Gaya negosiasi budaya dan nasional mencerminkan perilaku komunikasi dan prioritas budaya itu. Prioritas seperti kepercayaan, kerja tim, situasi non-konfrontasi, dan keterbukaan adalah selama skala geser dengan setiap budaya. Perilaku komunikasi masing-masing budaya mencerminkan prioritas ini dan dapat mendikte bagaimana budaya akan terlibat dalam negosiasi. Seringkali, negosiator Jepang dan Asia lainnya akan merencanakan acara sosial dan makan malam sebelum negosiasi nyata terjadi.

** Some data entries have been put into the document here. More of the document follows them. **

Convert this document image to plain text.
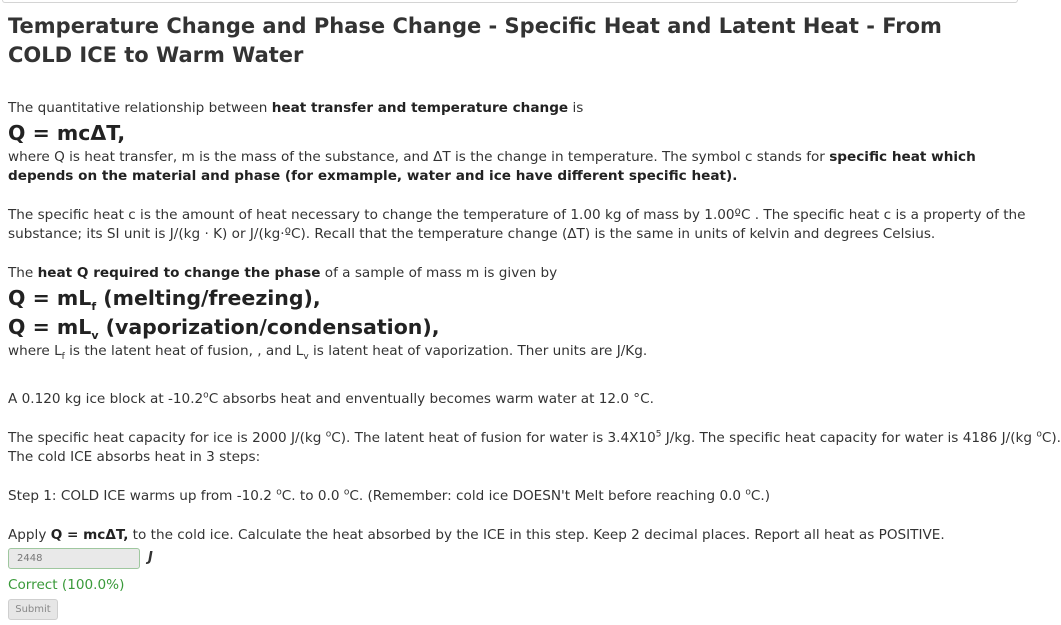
Temperature Change and Phase Change - Specific Heat and Latent Heat - From COLD ICE to Warm Water
The quantitative relationship between heat transfer and temperature change is
Q = mcΔT,
where Q is heat transfer, m is the mass of the substance, and ΔT is the change in temperature. The symbol c stands for specific heat which depends on the material and phase (for exmample, water and ice have different specific heat).
The specific heat c is the amount of heat necessary to change the temperature of 1.00 kg of mass by 1.00ºC . The specific heat c is a property of the
substance; its SI unit is J/(kg · K) or J/(kg·ºC). Recall that the temperature change (ΔT) is the same in units of kelvin and degrees Celsius.
The heat Q required to change the phase of a sample of mass m is given by
$Q = mL_f$ (melting/freezing),
$Q = mL_v$ (vaporization/condensation),
where $L_f$ is the latent heat of fusion, , and $L_v$ is latent heat of vaporization. Ther units are J/Kg.
A 0.120 kg ice block at -10.2$^o$C absorbs heat and enventually becomes warm water at 12.0 °C.
The specific heat capacity for ice is 2000 J/(kg $^o$C). The latent heat of fusion for water is $3.4X10^5$ J/kg. The specific heat capacity for water is 4186 J/(kg $^o$C).
The cold ICE absorbs heat in 3 steps:
Step 1: COLD ICE warms up from -10.2 $^o$C. to 0.0 $^o$C. (Remember: cold ice DOESN't Melt before reaching 0.0 $^o$C.)
Apply Q = mcΔT, to the cold ice. Calculate the heat absorbed by the ICE in this step. Keep 2 decimal places. Report all heat as POSITIVE.
2448	J
Correct (100.0%)
Submit
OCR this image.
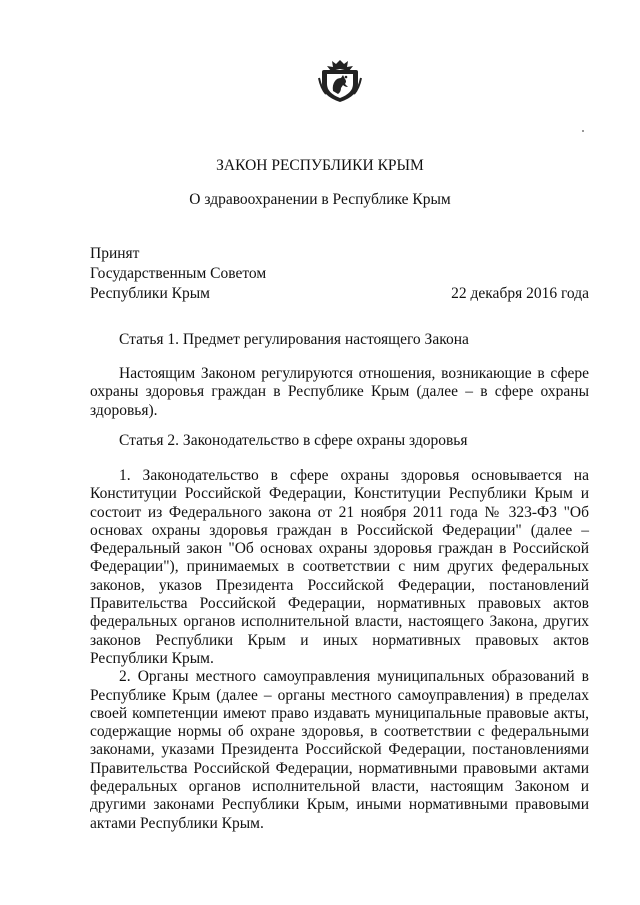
ЗАКОН РЕСПУБЛИКИ КРЫМ
О здравоохранении в Республике Крым
Принят
Государственным Советом
Республики Крым	22 декабря 2016 года
Статья 1. Предмет регулирования настоящего Закона

Настоящим Законом регулируются отношения, возникающие в сфере охраны здоровья граждан в Республике Крым (далее – в сфере охраны здоровья).

Статья 2. Законодательство в сфере охраны здоровья

1. Законодательство в сфере охраны здоровья основывается на Конституции Российской Федерации, Конституции Республики Крым и состоит из Федерального закона от 21 ноября 2011 года № 323-ФЗ "Об основах охраны здоровья граждан в Российской Федерации" (далее – Федеральный закон "Об основах охраны здоровья граждан в Российской Федерации"), принимаемых в соответствии с ним других федеральных законов, указов Президента Российской Федерации, постановлений Правительства Российской Федерации, нормативных правовых актов федеральных органов исполнительной власти, настоящего Закона, других законов Республики Крым и иных нормативных правовых актов Республики Крым.

2. Органы местного самоуправления муниципальных образований в Республике Крым (далее – органы местного самоуправления) в пределах своей компетенции имеют право издавать муниципальные правовые акты, содержащие нормы об охране здоровья, в соответствии с федеральными законами, указами Президента Российской Федерации, постановлениями Правительства Российской Федерации, нормативными правовыми актами федеральных органов исполнительной власти, настоящим Законом и другими законами Республики Крым, иными нормативными правовыми актами Республики Крым.
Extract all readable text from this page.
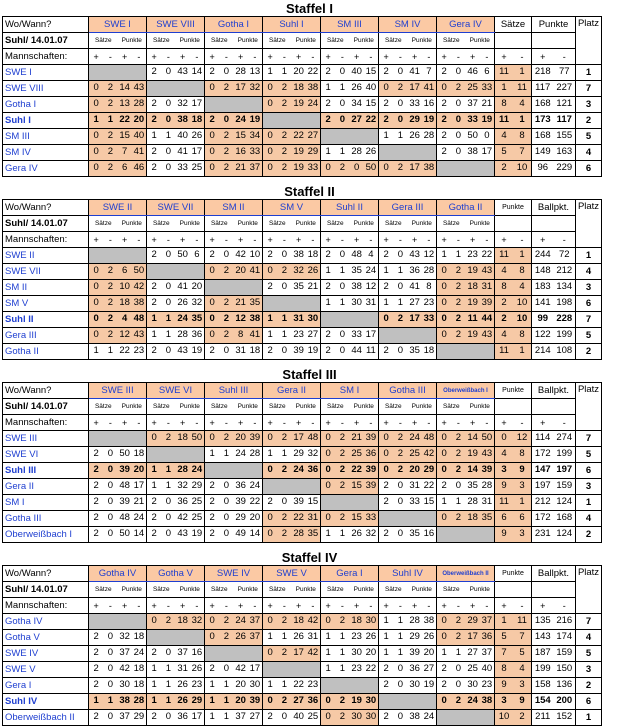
Staffel I
Wo/Wann?	SWE I	SWE VIII	Gotha I	Suhl I	SM III	SM IV	Gera IV	Sätze	Punkte	Platz
Suhl/ 14.01.07	Sätze Punkte	Sätze Punkte	Sätze Punkte	Sätze Punkte	Sätze Punkte	Sätze Punkte	Sätze Punkte			
Mannschaften:	+ - + -	+ - + -	+ - + -	+ - + -	+ - + -	+ - + -	+ - + -	+ -	+ -	
SWE I		2 0 43 14	2 0 28 13	1 1 20 22	2 0 40 15	2 0 41 7	2 0 46 6	11 1	218 77	1
SWE VIII	0 2 14 43		0 2 17 32	0 2 18 38	1 1 26 40	0 2 17 41	0 2 25 33	1 11	117 227	7
Gotha I	0 2 13 28	2 0 32 17		0 2 19 24	2 0 34 15	2 0 33 16	2 0 37 21	8 4	168 121	3
Suhl I	1 1 22 20	2 0 38 18	2 0 24 19		2 0 27 22	2 0 29 19	2 0 33 19	11 1	173 117	2
SM III	0 2 15 40	1 1 40 26	0 2 15 34	0 2 22 27		1 1 26 28	2 0 50 0	4 8	168 155	5
SM IV	0 2 7 41	2 0 41 17	0 2 16 33	0 2 19 29	1 1 28 26		2 0 38 17	5 7	149 163	4
Gera IV	0 2 6 46	2 0 33 25	0 2 21 37	0 2 19 33	0 2 0 50	0 2 17 38		2 10	96 229	6
Staffel II
Wo/Wann?	SWE II	SWE VII	SM II	SM V	Suhl II	Gera III	Gotha II	Punkte	Ballpkt.	Platz
Suhl/ 14.01.07	Sätze Punkte	Sätze Punkte	Sätze Punkte	Sätze Punkte	Sätze Punkte	Sätze Punkte	Sätze Punkte			
Mannschaften:	+ - + -	+ - + -	+ - + -	+ - + -	+ - + -	+ - + -	+ - + -	+ -	+ -	
SWE II		2 0 50 6	2 0 42 10	2 0 38 18	2 0 48 4	2 0 43 12	1 1 23 22	11 1	244 72	1
SWE VII	0 2 6 50		0 2 20 41	0 2 32 26	1 1 35 24	1 1 36 28	0 2 19 43	4 8	148 212	4
SM II	0 2 10 42	2 0 41 20		2 0 35 21	2 0 38 12	2 0 41 8	0 2 18 31	8 4	183 134	3
SM V	0 2 18 38	2 0 26 32	0 2 21 35		1 1 30 31	1 1 27 23	0 2 19 39	2 10	141 198	6
Suhl II	0 2 4 48	1 1 24 35	0 2 12 38	1 1 31 30		0 2 17 33	0 2 11 44	2 10	99 228	7
Gera III	0 2 12 43	1 1 28 36	0 2 8 41	1 1 23 27	2 0 33 17		0 2 19 43	4 8	122 199	5
Gotha II	1 1 22 23	2 0 43 19	2 0 31 18	2 0 39 19	2 0 44 11	2 0 35 18		11 1	214 108	2
Staffel III
Wo/Wann?	SWE III	SWE VI	Suhl III	Gera II	SM I	Gotha III	Oberweißbach I	Punkte	Ballpkt.	Platz
Suhl/ 14.01.07	Sätze Punkte	Sätze Punkte	Sätze Punkte	Sätze Punkte	Sätze Punkte	Sätze Punkte	Sätze Punkte			
Mannschaften:	+ - + -	+ - + -	+ - + -	+ - + -	+ - + -	+ - + -	+ - + -	+ -	+ -	
SWE III		0 2 18 50	0 2 20 39	0 2 17 48	0 2 21 39	0 2 24 48	0 2 14 50	0 12	114 274	7
SWE VI	2 0 50 18		1 1 24 28	1 1 29 32	0 2 25 36	0 2 25 42	0 2 19 43	4 8	172 199	5
Suhl III	2 0 39 20	1 1 28 24		0 2 24 36	0 2 22 39	0 2 20 29	0 2 14 39	3 9	147 197	6
Gera II	2 0 48 17	1 1 32 29	2 0 36 24		0 2 15 39	2 0 31 22	2 0 35 28	9 3	197 159	3
SM I	2 0 39 21	2 0 36 25	2 0 39 22	2 0 39 15		2 0 33 15	1 1 28 31	11 1	212 124	1
Gotha III	2 0 48 24	2 0 42 25	2 0 29 20	0 2 22 31	0 2 15 33		0 2 18 35	6 6	172 168	4
Oberweißbach I	2 0 50 14	2 0 43 19	2 0 49 14	0 2 28 35	1 1 26 32	2 0 35 16		9 3	231 124	2
Staffel IV
Wo/Wann?	Gotha IV	Gotha V	SWE IV	SWE V	Gera I	Suhl IV	Oberweißbach II	Punkte	Ballpkt.	Platz
Suhl/ 14.01.07	Sätze Punkte	Sätze Punkte	Sätze Punkte	Sätze Punkte	Sätze Punkte	Sätze Punkte	Sätze Punkte			
Mannschaften:	+ - + -	+ - + -	+ - + -	+ - + -	+ - + -	+ - + -	+ - + -	+ -	+ -	
Gotha IV		0 2 18 32	0 2 24 37	0 2 18 42	0 2 18 30	1 1 28 38	0 2 29 37	1 11	135 216	7
Gotha V	2 0 32 18		0 2 26 37	1 1 26 31	1 1 23 26	1 1 29 26	0 2 17 36	5 7	143 174	4
SWE IV	2 0 37 24	2 0 37 16		0 2 17 42	1 1 30 20	1 1 39 20	1 1 27 37	7 5	187 159	5
SWE V	2 0 42 18	1 1 31 26	2 0 42 17		1 1 23 22	2 0 36 27	2 0 25 40	8 4	199 150	3
Gera I	2 0 30 18	1 1 26 23	1 1 20 30	1 1 22 23		2 0 30 19	2 0 30 23	9 3	158 136	2
Suhl IV	1 1 38 28	1 1 26 29	1 1 20 39	0 2 27 36	0 2 19 30		0 2 24 38	3 9	154 200	6
Oberweißbach II	2 0 37 29	2 0 36 17	1 1 37 27	2 0 40 25	0 2 30 30	2 0 38 24		10 2	211 152	1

Demikian juga, orang Amerika menempatkan penekanan pada membawa klien keluar untuk makan malam dan putaran golf. Terlibat dalam jenis kegiatan ini membangun kepercayaan dan membuka jalur komunikasi antara kedua belah pihak. Menggunakan teknik persuasif untuk “terhubung” dengan orang lain dapat menyebabkan kepercayaan dan rasa hubungan yang sedang dibangun. Gaya negosiasi kedua budaya ini bertautan dengan baik, sehingga memungkinkan mereka untuk memahami prioritas budaya satu sama lain.

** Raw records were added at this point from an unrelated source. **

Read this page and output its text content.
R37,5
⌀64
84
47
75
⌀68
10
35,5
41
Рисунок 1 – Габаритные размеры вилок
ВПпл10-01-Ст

Setelah hubungan dibangun atas kepercayaan, para negosiator dapat mulai berbagi informasi. Tingkat keterbukaan ini sangat tergantung pada tingkat keterbukaan untuk negara itu. Tahap ini dalam negosiasi mengharuskan setiap pihak untuk memenuhi akhir timbal balik mereka – yang kadang-kadang dapat membuat satu pihak merasa seperti mereka sedang dihadapkan – tetapi jika dilakukan dengan benar dapat mengembangkan “kepercayaan cepat” (Brett, 207). Quick Trust berkembang ketika dua grup berbagi informasi dan memungkinkan pihak lain untuk melihat sisi lemahnya. Jelas mengembangkan kepercayaan itu penting, namun beberapa budaya mungkin tidak nyaman dengan membocorkan informasi dengan cepat.

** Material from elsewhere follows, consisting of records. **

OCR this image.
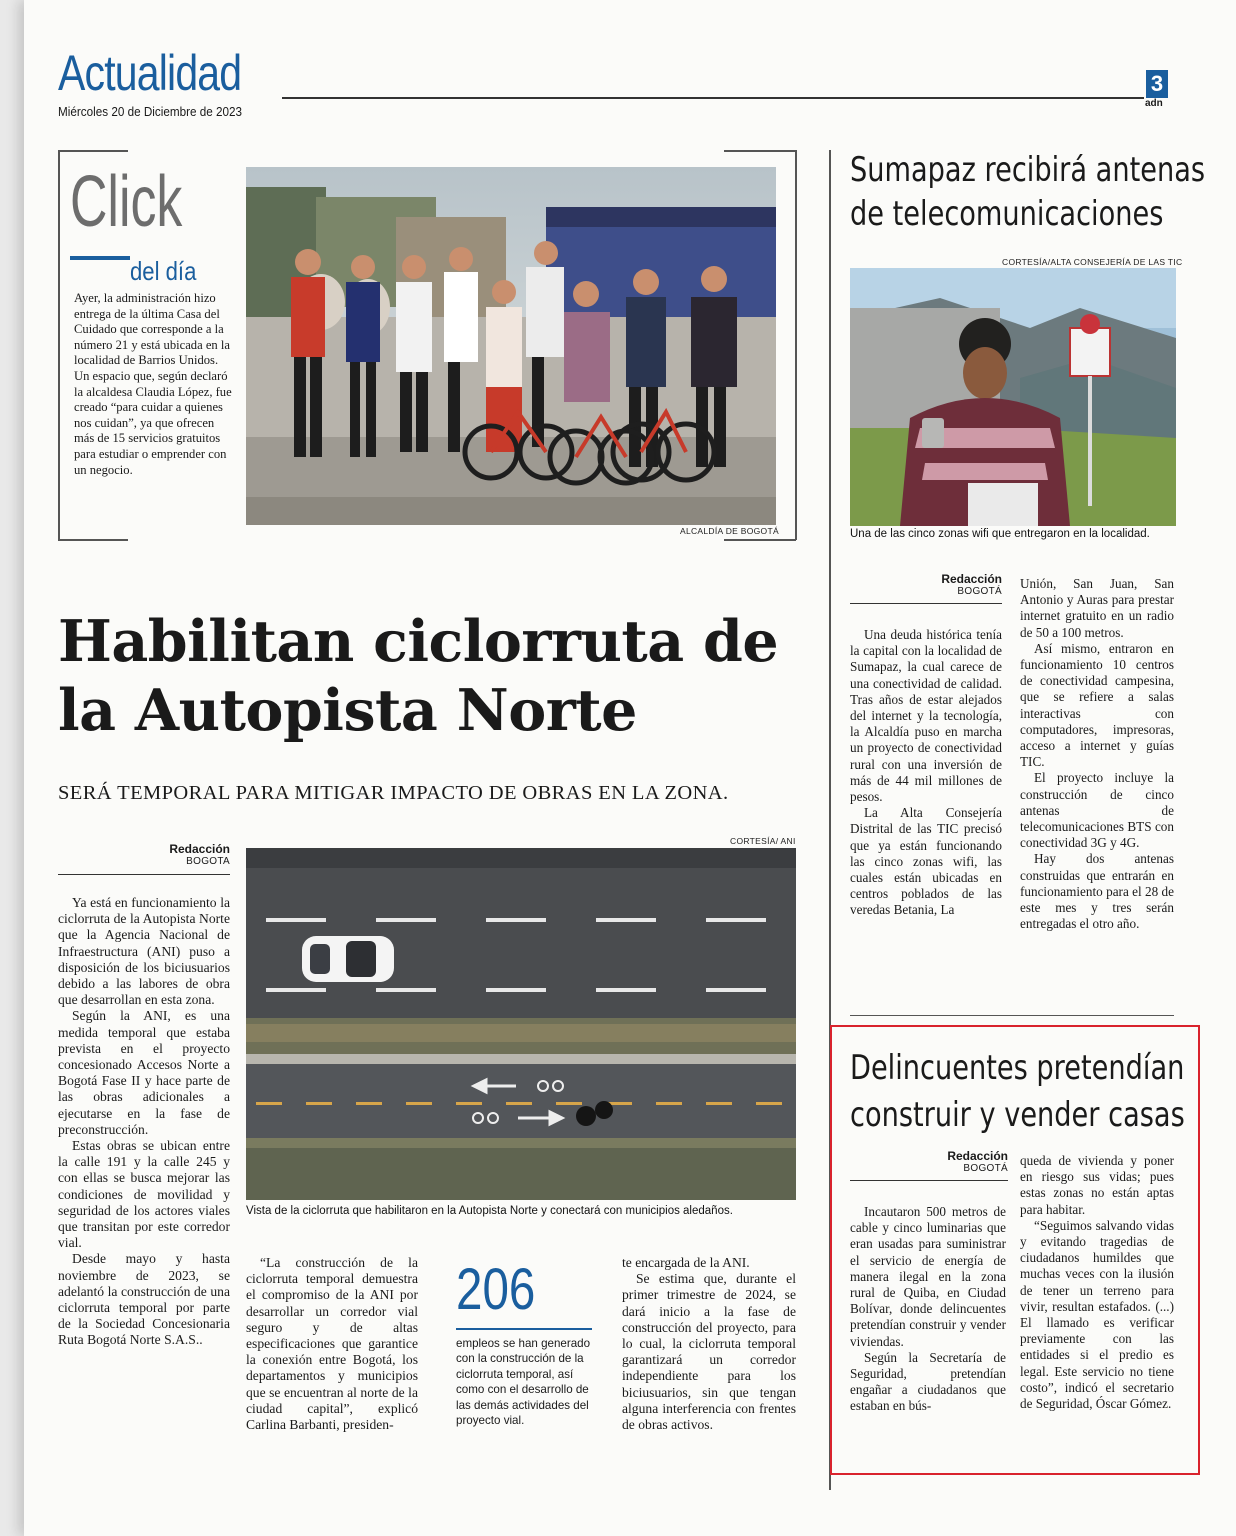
Actualidad
Miércoles 20 de Diciembre de 2023
3
adn
Click
del día
Ayer, la administración hizo entrega de la última Casa del Cuidado que corresponde a la número 21 y está ubicada en la localidad de Barrios Unidos. Un espacio que, según declaró la alcaldesa Claudia López, fue creado “para cuidar a quienes nos cuidan”, ya que ofrecen más de 15 servicios gratuitos para estudiar o emprender con un negocio.
ALCALDÍA DE BOGOTÁ
Habilitan ciclorruta de la Autopista Norte
SERÁ TEMPORAL PARA MITIGAR IMPACTO DE OBRAS EN LA ZONA.
Redacción
BOGOTA
CORTESÍA/ ANI
Vista de la ciclorruta que habilitaron en la Autopista Norte y conectará con municipios aledaños.

Ya está en funcionamiento la ciclorruta de la Autopista Norte que la Agencia Nacional de Infraestructura (ANI) puso a disposición de los biciusuarios debido a las labores de obra que desarrollan en esta zona.

Según la ANI, es una medida temporal que estaba prevista en el proyecto concesionado Accesos Norte a Bogotá Fase II y hace parte de las obras adicionales a ejecutarse en la fase de preconstrucción.

Estas obras se ubican entre la calle 191 y la calle 245 y con ellas se busca mejorar las condiciones de movilidad y seguridad de los actores viales que transitan por este corredor vial.

Desde mayo y hasta noviembre de 2023, se adelantó la construcción de una ciclorruta temporal por parte de la Sociedad Concesionaria Ruta Bogotá Norte S.A.S..

“La construcción de la ciclorruta temporal demuestra el compromiso de la ANI por desarrollar un corredor vial seguro y de altas especificaciones que garantice la conexión entre Bogotá, los departamentos y municipios que se encuentran al norte de la ciudad capital”, explicó Carlina Barbanti, presiden-

206
empleos se han generado con la construcción de la ciclorruta temporal, así como con el desarrollo de las demás actividades del proyecto vial.

te encargada de la ANI.

Se estima que, durante el primer trimestre de 2024, se dará inicio a la fase de construcción del proyecto, para lo cual, la ciclorruta temporal garantizará un corredor independiente para los biciusuarios, sin que tengan alguna interferencia con frentes de obras activos.

Sumapaz recibirá antenas
de telecomunicaciones
CORTESÍA/ALTA CONSEJERÍA DE LAS TIC
Una de las cinco zonas wifi que entregaron en la localidad.
Redacción
BOGOTÁ

Una deuda histórica tenía la capital con la localidad de Sumapaz, la cual carece de una conectividad de calidad. Tras años de estar alejados del internet y la tecnología, la Alcaldía puso en marcha un proyecto de conectividad rural con una inversión de más de 44 mil millones de pesos.

La Alta Consejería Distrital de las TIC precisó que ya están funcionando las cinco zonas wifi, las cuales están ubicadas en centros poblados de las veredas Betania, La

Unión, San Juan, San Antonio y Auras para prestar internet gratuito en un radio de 50 a 100 metros.

Así mismo, entraron en funcionamiento 10 centros de conectividad campesina, que se refiere a salas interactivas con computadores, impresoras, acceso a internet y guías TIC.

El proyecto incluye la construcción de cinco antenas de telecomunicaciones BTS con conectividad 3G y 4G.

Hay dos antenas construidas que entrarán en funcionamiento para el 28 de este mes y tres serán entregadas el otro año.

Delincuentes pretendían
construir y vender casas
Redacción
BOGOTÁ

Incautaron 500 metros de cable y cinco luminarias que eran usadas para suministrar el servicio de energía de manera ilegal en la zona rural de Quiba, en Ciudad Bolívar, donde delincuentes pretendían construir y vender viviendas.

Según la Secretaría de Seguridad, pretendían engañar a ciudadanos que estaban en bús-

queda de vivienda y poner en riesgo sus vidas; pues estas zonas no están aptas para habitar.

“Seguimos salvando vidas y evitando tragedias de ciudadanos humildes que muchas veces con la ilusión de tener un terreno para vivir, resultan estafados. (...) El llamado es verificar previamente con las entidades si el predio es legal. Este servicio no tiene costo”, indicó el secretario de Seguridad, Óscar Gómez.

Turun ke Bisnis: Menggunakan Budaya untuk Membujuk

Bisa dibilang salah satu faktor terpenting dalam negosiasi adalah meremehkan budaya di mana Anda terlibat dalam negosiasi. Budaya bervariasi dalam keterbukaan mereka dan pada saat bisnis itu dilakukan. Ketentuan perjanjian harus dipertimbangkan; misalnya, Italia memiliki siklus penagihan 90 hari versus siklus penagihan 30-AS “normal”.

Norma-norma budaya ini sangat penting untuk memahami bagaimana berhasil dalam bernegosiasi dalam skala global. Membangun hubungan adalah kunci untuk membangun kepercayaan di antara mitra atau klien potensial. Kepercayaan dapat menjadi faktor yang mencakup semua ketika tiba saatnya untuk membuat keputusan akhir, pemahaman tentang apa yang diharapkan dan mengikuti akan memungkinkan negosiasi mengalir dengan lancar.

Dari sini, kita dapat memetik pelajaran bahwa penting untuk masyarakat dalam mempelajari contoh keberhasilan pelaksanaan asas wawasan nusantara sosial budaya. Jangan sampai kita acuh sehingga lupa tentang jati diri kita sebagai masyarakat Indonesia.